This morning when I got up at my usual 6.15
a.m. my teenage son was already awake. This is unusual. Normally, he remains in
bed until lunchtime. But in an attempt (whether wise, or other-wise) to re-set
his broken body clock, he had stayed up all night. And now he decided to make
pancakes for breakfast.
He is a good cook, but a slow one. And so, on
the offer of pancakes, I passed on my habitual bowl of cereal and waited. And
waited. And a little after 8.00 a.m. I sat down to a substantial plate of
pancakes. (Too late for Jo, who has to set off on her commute to work by 8.00
a.m.)
My son’s gift to me today was not only—not
even primarily—pancakes, but, rather, the invitation to rediscover what
children know and have squeezed out of them: that things take as long as they
take.
I’m not saying we can ignore the clock. I have
agreed to take a funeral at 12.15 p.m. today, and I cannot turn up at 2.00 p.m.

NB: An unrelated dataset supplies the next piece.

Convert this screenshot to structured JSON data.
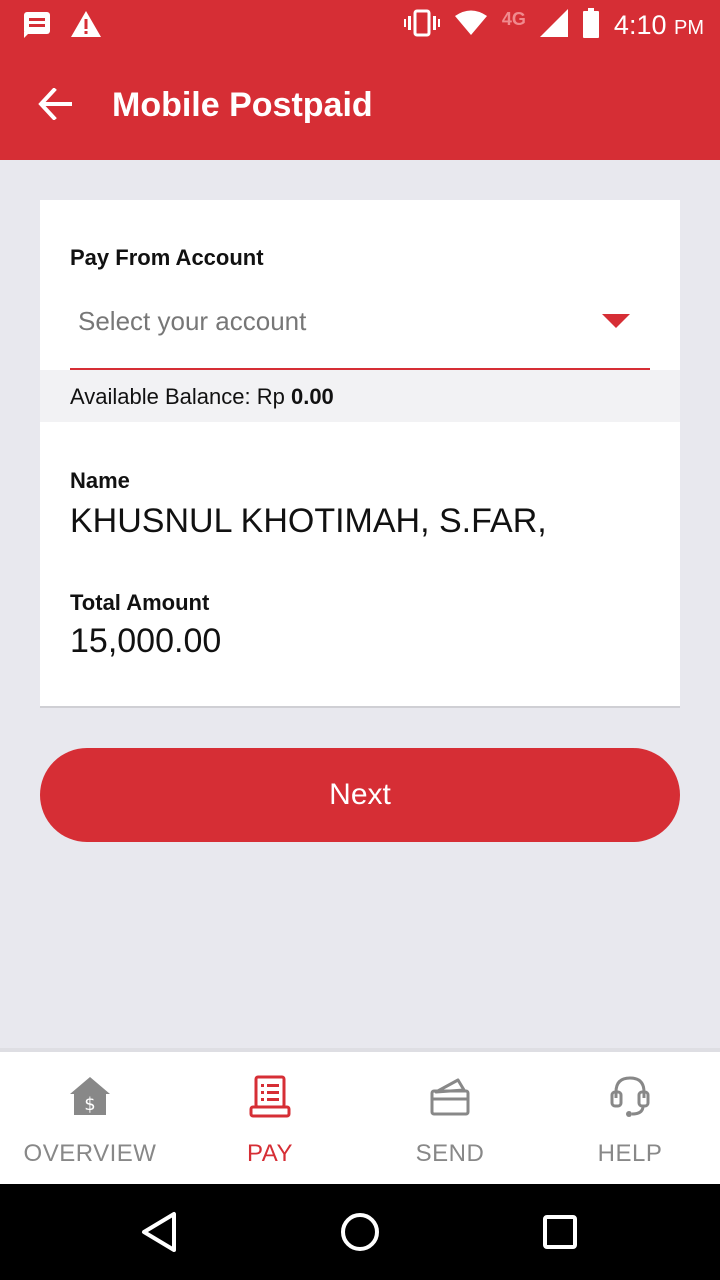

and say, “Hey, I’m here now, that’s just how long it took.” Moreover, there is
genuine benefit in regular rhythms—the very thing my son is trying to re-set
and re-establish with his sleep. Be that as it may, we do violence to
ourselves, to the essence of our very being, and to the personhood of others,
when we try to conform the world to a divided- and divided-up diary schedule.
This must happen at such an hour, and be done by such a time. This church
community must look different in this and this and that ways within such and
such a timescale.
What God is up to in the world takes place in
God’s sweet time. It takes as long as it takes. It is gift. Perhaps not the
gift we want, but something even better than we could ask for or imagine.